BYD’s New-Energy Division Sees Explosive Growth Due To Electric Vehicle Success
SEP 7 2014 BY MARK KANE
BYD land was hit hard as second quarter results appeared to indicate a drop in net profits and a huge decline in vehicle sales volume.
The Chinese company, often emphasized as backed by Warren Buffett, saw net profit decline by 15.5% from from 426.9 million yuan in Q2 2014 to 360.7 million yuan ($59 million).

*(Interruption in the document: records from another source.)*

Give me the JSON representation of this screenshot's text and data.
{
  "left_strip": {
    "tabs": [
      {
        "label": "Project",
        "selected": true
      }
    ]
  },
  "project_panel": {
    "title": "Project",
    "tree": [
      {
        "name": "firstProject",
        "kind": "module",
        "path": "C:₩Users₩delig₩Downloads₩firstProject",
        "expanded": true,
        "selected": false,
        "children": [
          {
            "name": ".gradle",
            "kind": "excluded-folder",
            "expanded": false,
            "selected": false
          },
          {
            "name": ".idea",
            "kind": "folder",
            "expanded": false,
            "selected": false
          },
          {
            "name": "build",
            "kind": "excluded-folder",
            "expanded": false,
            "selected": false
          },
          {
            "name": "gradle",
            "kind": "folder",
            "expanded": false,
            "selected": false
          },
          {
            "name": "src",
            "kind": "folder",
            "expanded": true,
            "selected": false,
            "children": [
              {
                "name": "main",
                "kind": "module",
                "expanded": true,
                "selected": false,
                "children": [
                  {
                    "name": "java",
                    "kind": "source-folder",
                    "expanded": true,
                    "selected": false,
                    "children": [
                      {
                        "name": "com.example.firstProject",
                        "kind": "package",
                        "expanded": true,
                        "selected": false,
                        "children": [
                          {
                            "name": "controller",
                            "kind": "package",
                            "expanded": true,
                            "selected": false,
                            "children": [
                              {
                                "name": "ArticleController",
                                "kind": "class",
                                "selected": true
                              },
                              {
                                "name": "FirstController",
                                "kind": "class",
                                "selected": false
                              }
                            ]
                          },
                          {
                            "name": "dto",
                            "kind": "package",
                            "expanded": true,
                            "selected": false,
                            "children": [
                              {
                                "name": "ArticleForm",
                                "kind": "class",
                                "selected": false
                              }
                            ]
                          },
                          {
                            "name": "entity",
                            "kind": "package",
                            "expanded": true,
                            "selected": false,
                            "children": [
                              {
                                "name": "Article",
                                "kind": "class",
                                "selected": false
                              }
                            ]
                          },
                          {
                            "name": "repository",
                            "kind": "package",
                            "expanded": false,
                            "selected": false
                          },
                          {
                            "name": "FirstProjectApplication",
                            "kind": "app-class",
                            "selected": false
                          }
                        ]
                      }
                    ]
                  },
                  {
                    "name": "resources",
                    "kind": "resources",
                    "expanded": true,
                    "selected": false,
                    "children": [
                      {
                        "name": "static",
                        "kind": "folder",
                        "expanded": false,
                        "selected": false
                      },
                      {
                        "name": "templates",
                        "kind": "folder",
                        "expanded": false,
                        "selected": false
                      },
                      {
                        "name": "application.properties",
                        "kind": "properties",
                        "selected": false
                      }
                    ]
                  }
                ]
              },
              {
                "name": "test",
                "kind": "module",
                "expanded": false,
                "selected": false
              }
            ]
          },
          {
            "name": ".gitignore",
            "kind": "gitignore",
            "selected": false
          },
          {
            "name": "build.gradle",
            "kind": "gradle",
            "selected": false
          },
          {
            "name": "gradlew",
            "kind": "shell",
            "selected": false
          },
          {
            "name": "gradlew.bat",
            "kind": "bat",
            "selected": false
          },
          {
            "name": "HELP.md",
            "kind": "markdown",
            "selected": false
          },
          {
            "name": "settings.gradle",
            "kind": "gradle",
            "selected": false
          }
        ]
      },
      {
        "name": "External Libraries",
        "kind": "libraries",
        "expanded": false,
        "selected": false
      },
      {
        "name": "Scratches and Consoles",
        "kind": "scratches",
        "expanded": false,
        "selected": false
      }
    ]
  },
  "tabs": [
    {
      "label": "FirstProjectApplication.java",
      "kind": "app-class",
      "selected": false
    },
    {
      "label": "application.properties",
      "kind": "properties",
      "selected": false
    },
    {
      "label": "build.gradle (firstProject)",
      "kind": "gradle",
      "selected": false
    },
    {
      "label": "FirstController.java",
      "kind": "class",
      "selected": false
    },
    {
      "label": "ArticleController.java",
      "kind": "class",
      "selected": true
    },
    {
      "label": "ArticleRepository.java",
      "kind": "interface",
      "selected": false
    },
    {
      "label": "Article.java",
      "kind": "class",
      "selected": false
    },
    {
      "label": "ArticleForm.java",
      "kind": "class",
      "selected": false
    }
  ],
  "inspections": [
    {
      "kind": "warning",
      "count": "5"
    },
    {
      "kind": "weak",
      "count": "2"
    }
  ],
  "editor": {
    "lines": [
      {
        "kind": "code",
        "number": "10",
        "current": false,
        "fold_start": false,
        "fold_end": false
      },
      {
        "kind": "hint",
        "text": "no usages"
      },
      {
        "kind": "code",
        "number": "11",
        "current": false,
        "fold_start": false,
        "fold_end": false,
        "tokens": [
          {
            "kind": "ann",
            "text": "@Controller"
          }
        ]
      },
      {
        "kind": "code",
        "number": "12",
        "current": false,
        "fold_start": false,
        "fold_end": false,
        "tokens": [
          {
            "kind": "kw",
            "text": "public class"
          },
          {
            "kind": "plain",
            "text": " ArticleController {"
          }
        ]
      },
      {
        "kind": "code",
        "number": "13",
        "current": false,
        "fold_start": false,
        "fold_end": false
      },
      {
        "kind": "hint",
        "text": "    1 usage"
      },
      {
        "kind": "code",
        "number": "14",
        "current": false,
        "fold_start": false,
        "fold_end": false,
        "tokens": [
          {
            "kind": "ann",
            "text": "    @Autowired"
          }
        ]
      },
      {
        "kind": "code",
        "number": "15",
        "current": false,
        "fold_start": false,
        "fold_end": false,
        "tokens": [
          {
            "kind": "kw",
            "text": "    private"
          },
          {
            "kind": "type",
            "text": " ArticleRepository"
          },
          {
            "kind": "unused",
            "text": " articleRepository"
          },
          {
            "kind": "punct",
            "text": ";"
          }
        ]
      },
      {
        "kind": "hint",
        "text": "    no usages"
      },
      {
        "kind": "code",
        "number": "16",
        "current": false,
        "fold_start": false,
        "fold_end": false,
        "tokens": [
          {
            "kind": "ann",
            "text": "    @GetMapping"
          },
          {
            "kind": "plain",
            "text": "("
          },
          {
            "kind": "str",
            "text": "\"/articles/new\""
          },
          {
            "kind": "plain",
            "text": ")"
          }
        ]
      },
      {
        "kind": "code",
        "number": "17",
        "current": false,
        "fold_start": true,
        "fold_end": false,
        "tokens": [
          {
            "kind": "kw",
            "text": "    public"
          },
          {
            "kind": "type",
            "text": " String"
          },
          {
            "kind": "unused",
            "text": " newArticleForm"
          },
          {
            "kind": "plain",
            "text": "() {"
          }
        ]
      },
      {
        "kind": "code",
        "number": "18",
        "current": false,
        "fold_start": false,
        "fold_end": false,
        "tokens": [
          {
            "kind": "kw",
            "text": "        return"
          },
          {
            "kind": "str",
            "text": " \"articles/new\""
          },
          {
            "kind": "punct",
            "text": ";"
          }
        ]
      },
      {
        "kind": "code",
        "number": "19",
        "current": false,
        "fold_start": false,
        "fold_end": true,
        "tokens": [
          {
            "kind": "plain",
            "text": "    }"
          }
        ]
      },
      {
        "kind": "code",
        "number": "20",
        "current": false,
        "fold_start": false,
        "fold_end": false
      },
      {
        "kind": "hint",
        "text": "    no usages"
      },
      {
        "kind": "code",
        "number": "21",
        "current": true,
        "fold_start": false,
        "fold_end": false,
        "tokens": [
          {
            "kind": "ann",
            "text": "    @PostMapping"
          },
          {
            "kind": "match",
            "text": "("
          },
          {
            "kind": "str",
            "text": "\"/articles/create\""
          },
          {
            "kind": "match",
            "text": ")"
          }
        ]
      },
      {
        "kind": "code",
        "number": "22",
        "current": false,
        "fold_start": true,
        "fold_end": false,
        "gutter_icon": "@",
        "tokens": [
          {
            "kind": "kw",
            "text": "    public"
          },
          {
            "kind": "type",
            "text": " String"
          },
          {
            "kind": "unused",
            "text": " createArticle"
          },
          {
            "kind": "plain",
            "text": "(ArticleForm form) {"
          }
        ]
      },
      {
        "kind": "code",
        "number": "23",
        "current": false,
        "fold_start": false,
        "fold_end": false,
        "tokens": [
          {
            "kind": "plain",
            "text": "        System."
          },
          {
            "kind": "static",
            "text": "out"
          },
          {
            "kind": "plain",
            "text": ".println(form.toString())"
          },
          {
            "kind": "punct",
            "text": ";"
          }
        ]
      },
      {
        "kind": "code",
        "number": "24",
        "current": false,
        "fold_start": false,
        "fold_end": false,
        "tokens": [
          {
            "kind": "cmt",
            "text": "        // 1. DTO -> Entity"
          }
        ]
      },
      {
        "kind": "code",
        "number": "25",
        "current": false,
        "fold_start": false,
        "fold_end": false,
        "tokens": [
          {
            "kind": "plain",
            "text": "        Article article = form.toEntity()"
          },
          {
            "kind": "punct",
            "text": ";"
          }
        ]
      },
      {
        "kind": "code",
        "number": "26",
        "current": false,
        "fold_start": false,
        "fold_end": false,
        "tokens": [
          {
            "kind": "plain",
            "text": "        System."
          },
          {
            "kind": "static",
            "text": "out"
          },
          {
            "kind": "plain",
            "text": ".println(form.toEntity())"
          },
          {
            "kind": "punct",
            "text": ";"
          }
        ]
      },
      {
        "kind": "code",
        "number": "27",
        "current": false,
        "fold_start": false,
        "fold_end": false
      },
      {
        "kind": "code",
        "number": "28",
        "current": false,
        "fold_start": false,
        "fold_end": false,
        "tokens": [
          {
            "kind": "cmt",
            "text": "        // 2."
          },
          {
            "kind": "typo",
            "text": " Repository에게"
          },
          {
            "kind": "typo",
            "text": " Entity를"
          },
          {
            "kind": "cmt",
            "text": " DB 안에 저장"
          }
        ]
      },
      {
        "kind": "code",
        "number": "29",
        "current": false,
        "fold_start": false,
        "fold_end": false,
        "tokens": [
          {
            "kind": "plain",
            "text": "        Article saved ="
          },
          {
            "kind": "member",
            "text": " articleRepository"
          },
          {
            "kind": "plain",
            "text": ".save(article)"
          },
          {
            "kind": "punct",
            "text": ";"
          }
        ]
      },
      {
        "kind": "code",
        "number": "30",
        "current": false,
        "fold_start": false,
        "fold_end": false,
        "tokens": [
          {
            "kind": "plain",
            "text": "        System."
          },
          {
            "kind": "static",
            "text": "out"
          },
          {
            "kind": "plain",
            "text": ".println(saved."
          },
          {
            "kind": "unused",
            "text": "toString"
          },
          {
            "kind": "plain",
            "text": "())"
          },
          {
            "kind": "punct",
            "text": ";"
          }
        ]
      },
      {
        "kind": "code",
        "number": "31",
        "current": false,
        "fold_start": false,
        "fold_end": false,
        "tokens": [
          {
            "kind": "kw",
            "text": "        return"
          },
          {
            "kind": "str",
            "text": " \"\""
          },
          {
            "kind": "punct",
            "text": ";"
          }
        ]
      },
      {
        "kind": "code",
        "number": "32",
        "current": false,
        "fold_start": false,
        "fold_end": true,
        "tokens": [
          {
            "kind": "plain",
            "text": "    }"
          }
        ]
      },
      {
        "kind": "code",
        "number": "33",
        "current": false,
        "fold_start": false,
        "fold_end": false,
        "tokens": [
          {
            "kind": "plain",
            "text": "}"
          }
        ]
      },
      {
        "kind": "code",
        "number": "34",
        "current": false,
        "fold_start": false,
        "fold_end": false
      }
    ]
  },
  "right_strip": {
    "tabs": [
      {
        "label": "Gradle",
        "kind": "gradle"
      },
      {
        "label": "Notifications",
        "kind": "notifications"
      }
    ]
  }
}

However, the slump of vehicle sales volume amounted to 27%!
Bad news is that the situation is getting worse and in nine months of this year, BYD is expected to show 12-22 percent drop in net profits.
According to Reuters, some other Chinese brands are losing market share too as foreign brands like Volkswagen, General Motors and Ford raise the bar in the low-end segment.
“JL Warren Capital LLC, a New York-based, China-focused equity research firm said in a research report published on Monday that BYD’s earnings forecast translates into a 27-31 percent fall in 2014 net profit. “Q3 guidance is disastrous,” the research firm said.”
The only part of BYD that doesn’t disappoint is the new energy vehicles division. Revenues from selling all-electric and plug-in hybrids went through the roof growing more than 10-times year-over-year to 2.7 billion yuan (roughly $442 million) in the first half of 2014.
And BYD has 37% percent of market share of NEVs in China.
Anyways, JL Warren Capita, cited by Reuters, advises selling of BYD shares:
“But some analysts said such growth is unsustainable. “Without local government support in the form of subsidies, the demand simply isn’t there for electric vehicles,” said JL Warren Capital, which has a “strong sell” rating on the stock.”
“BYD raised HK$4.2 billion ($542 million) in May through a share placement in Hong Kong to fund mainly its electric vehicle business, which some analysts described as a risky bet.”